Defaults to https://api.kimi.com/coding/v1 with model kimi-for-coding. Using the standard Moonshot API instead of the coding plan? Point it elsewhere with KIMI_BASE_URL (e.g. https://api.moonshot.ai/v1) and set KIMI_MODEL to a model like kimi-k2-0905-preview. Get a key at platform.kimi.ai / platform.moonshot.ai.

Local models (Ollama / LM Studio / llama.cpp)

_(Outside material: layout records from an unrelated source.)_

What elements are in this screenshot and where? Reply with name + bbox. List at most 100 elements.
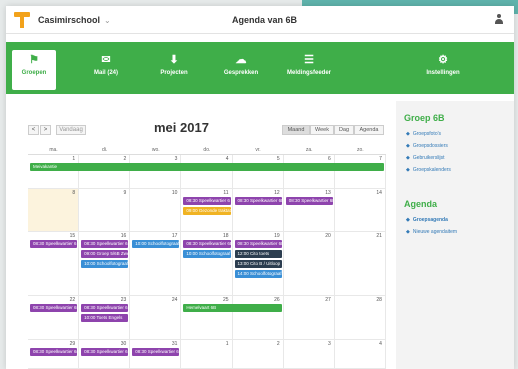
day-number: 1 [225, 341, 229, 347]
calendar-event[interactable]: 08:30 Speelkwartier 6B [285, 197, 333, 205]
nav-item-3[interactable]: ☁ Gesprekken [211, 42, 271, 94]
day-number: 7 [379, 156, 382, 162]
sidebar-link[interactable]: ◆ Groepsdossiers [406, 143, 448, 149]
day-cell[interactable]: 13 [283, 189, 335, 232]
view-2-button[interactable]: Dag [334, 125, 354, 135]
top-bar: Casimirschool ⌄ Agenda van 6B [6, 6, 514, 34]
day-cell[interactable]: 26 [232, 296, 284, 340]
day-cell[interactable]: 24 [130, 296, 182, 340]
day-cell[interactable]: 2 [79, 155, 131, 189]
view-0-button[interactable]: Maand [282, 125, 310, 135]
chat-icon: ☁ [235, 54, 247, 66]
day-cell[interactable]: 12 [232, 189, 284, 232]
school-logo-icon[interactable] [14, 12, 30, 28]
calendar-event[interactable]: Meivakantie [30, 163, 384, 171]
sidebar-agenda-title: Agenda [404, 199, 438, 209]
link-bullet-icon: ◆ [406, 131, 410, 137]
calendar-event[interactable]: 08:30 Speelkwartier 6 [30, 240, 78, 248]
day-number: 18 [222, 233, 229, 239]
sidebar-link[interactable]: ◆ Gebruikerslijst [406, 155, 445, 161]
calendar-month-title: mei 2017 [154, 120, 209, 135]
day-number: 6 [328, 156, 331, 162]
day-number: 26 [274, 297, 280, 303]
day-cell[interactable]: 8 [28, 189, 80, 232]
nav-label: Meldingsfeeder [286, 70, 331, 76]
day-number: 28 [376, 297, 382, 303]
day-cell[interactable]: 1 [28, 155, 80, 189]
calendar-event[interactable]: 08:30 Speelkwartier 6m [132, 348, 180, 356]
day-number: 27 [325, 297, 331, 303]
envelope-icon: ✉ [101, 54, 111, 66]
sidebar-link-label: Nieuwe agendaitem [412, 229, 458, 235]
calendar-event[interactable]: 08:30 Speelkwartier 6B [183, 240, 231, 248]
day-number: 15 [69, 233, 76, 239]
sidebar-link[interactable]: ◆ Groepskalenders [406, 167, 451, 173]
calendar-event[interactable]: 09:00 Gezonde traktatie [183, 207, 231, 215]
day-cell[interactable]: 9 [79, 189, 131, 232]
weekday-label: di. [101, 147, 108, 153]
day-cell[interactable]: 25 [181, 296, 233, 340]
day-cell[interactable]: 6 [283, 155, 335, 189]
nav-item-0[interactable]: ⚑ Groepen [12, 50, 56, 90]
calendar-event[interactable]: 13:00 Cito B / Uitloop [234, 260, 282, 268]
sidebar-link[interactable]: ◆ Groepsagenda [406, 217, 448, 223]
day-number: 25 [222, 297, 229, 303]
calendar-event[interactable]: 14:00 Schoolfotograaf [234, 270, 282, 278]
gear-icon: ⚙ [438, 54, 448, 66]
calendar-event[interactable]: 12:00 Cito toets [234, 250, 282, 258]
nav-label: Instellingen [426, 70, 460, 76]
day-cell[interactable]: 4 [181, 155, 233, 189]
day-cell[interactable]: 3 [283, 340, 335, 369]
calendar-event[interactable]: 08:30 Speelkwartier 6 [81, 304, 129, 312]
calendar-event[interactable]: 08:30 Speelkwartier 6 Th [81, 348, 129, 356]
day-cell[interactable]: 2 [232, 340, 284, 369]
day-cell[interactable]: 1 [181, 340, 233, 369]
day-cell[interactable]: 21 [334, 232, 386, 296]
nav-label: Groepen [21, 70, 47, 76]
day-cell[interactable]: 27 [283, 296, 335, 340]
day-cell[interactable]: 28 [334, 296, 386, 340]
user-icon[interactable] [494, 14, 504, 25]
calendar-event[interactable]: 08:30 Speelkwartier 6B [234, 240, 282, 248]
day-cell[interactable]: 14 [334, 189, 386, 232]
day-number: 2 [123, 156, 127, 162]
calendar-event[interactable]: 08:30 Speelkwartier 6 [183, 197, 231, 205]
sidebar-link[interactable]: ◆ Groepsfoto's [406, 131, 441, 137]
day-number: 5 [276, 156, 280, 162]
calendar-event[interactable]: 08:30 Speelkwartier 6m [30, 348, 78, 356]
sidebar-link[interactable]: ◆ Nieuwe agendaitem [406, 229, 457, 235]
nav-item-4[interactable]: ☰ Meldingsfeeder [279, 42, 339, 94]
weekday-header: ma. di. wo. do. vr. za. zo. [28, 145, 386, 155]
calendar-event[interactable]: Hemelvaart 6B [183, 304, 282, 312]
prev-month-button[interactable]: < [28, 125, 39, 135]
calendar-event[interactable]: 09:00 Groep 5/6B Zwemmen [81, 250, 129, 258]
day-number: 31 [171, 341, 178, 347]
calendar-event[interactable]: 10:00 Schoolfotograaf [81, 260, 129, 268]
calendar-event[interactable]: 08:30 Speelkwartier 6B [30, 304, 78, 312]
next-month-button[interactable]: > [40, 125, 51, 135]
day-cell[interactable]: 20 [283, 232, 335, 296]
day-cell[interactable]: 22 [28, 296, 80, 340]
nav-item-1[interactable]: ✉ Mail (24) [76, 42, 136, 94]
calendar-event[interactable]: 08:30 Speelkwartier 6B [234, 197, 282, 205]
day-cell[interactable]: 10 [130, 189, 182, 232]
day-cell[interactable]: 5 [232, 155, 284, 189]
day-cell[interactable]: 3 [130, 155, 182, 189]
view-1-button[interactable]: Week [310, 125, 334, 135]
calendar-event[interactable]: 10:00 Toets Engels [81, 314, 129, 322]
nav-item-2[interactable]: ⬇ Projecten [144, 42, 204, 94]
calendar-event[interactable]: 10:00 Schoolfotograaf [132, 240, 180, 248]
calendar-event[interactable]: 10:00 Schoolfotograaf [183, 250, 231, 258]
nav-item-5[interactable]: ⚙ Instellingen [406, 42, 480, 94]
calendar-event[interactable]: 08:30 Speelkwartier 6 [81, 240, 129, 248]
today-button[interactable]: Vandaag [56, 125, 86, 135]
day-number: 8 [72, 190, 76, 196]
weekday-label: wo. [151, 147, 160, 153]
day-number: 3 [328, 341, 331, 347]
day-cell[interactable]: 4 [334, 340, 386, 369]
day-number: 10 [171, 190, 178, 196]
day-cell[interactable]: 7 [334, 155, 386, 189]
view-3-button[interactable]: Agenda [354, 125, 384, 135]
weekday-label: zo. [356, 147, 364, 153]
school-switcher[interactable]: Casimirschool ⌄ [38, 15, 111, 25]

Run a model on your own machine and route to it — free, private, and fast, with the cloud providers as automatic fallback. Any OpenAI-compatible local server works (Ollama, LM Studio, llama.cpp’s server, vLLM…). It’s keyless, so there’s nothing to add with hr auth add — just point the router at it:

# e.g. with Ollama:  ollama serve  &&  ollama pull llama3.1
hr model set local llama3.1     # writes LOCAL_MODEL; enables the local provider
hr restart

Or set it directly in .env:

LOCAL_BASE_URL=http://localhost:11434/v1     # Ollama default (LM Studio: http://localhost:1234/v1)
LOCAL_MODEL=llama3.1                          # comma-separate for multi-model failover
# LOCAL_EMBED_MODEL=nomic-embed-text          # optional: also serve /v1/embeddings locally

The provider turns on as soon as LOCAL_BASE_URL or LOCAL_MODEL is set.

Conversation mode — send the model id hermes-router:fast (or the header X-Hermes-Profile: fast) and the router prefers your local model for short/casual turns, falling back to the cloud pool for heavier requests. Plain hermes-router keeps the normal smart routing across every provider.

Valid provider names

Use these names with hr auth add, hr model set, and the <PROVIDER>_* environment variables:

gemini, openrouter, sambanova, github_models, cerebras, groq, mistral, cohere, zai, naga, nvidia, huggingface, kimi, openai, anthropic, codex, local.

Per-provider capabilities

Each provider’s model is probed at startup for function-calling and reasoning support; results show up in hr status and /v1/status. See usage.md for how those affect tool routing, and configuration.md for the override variables.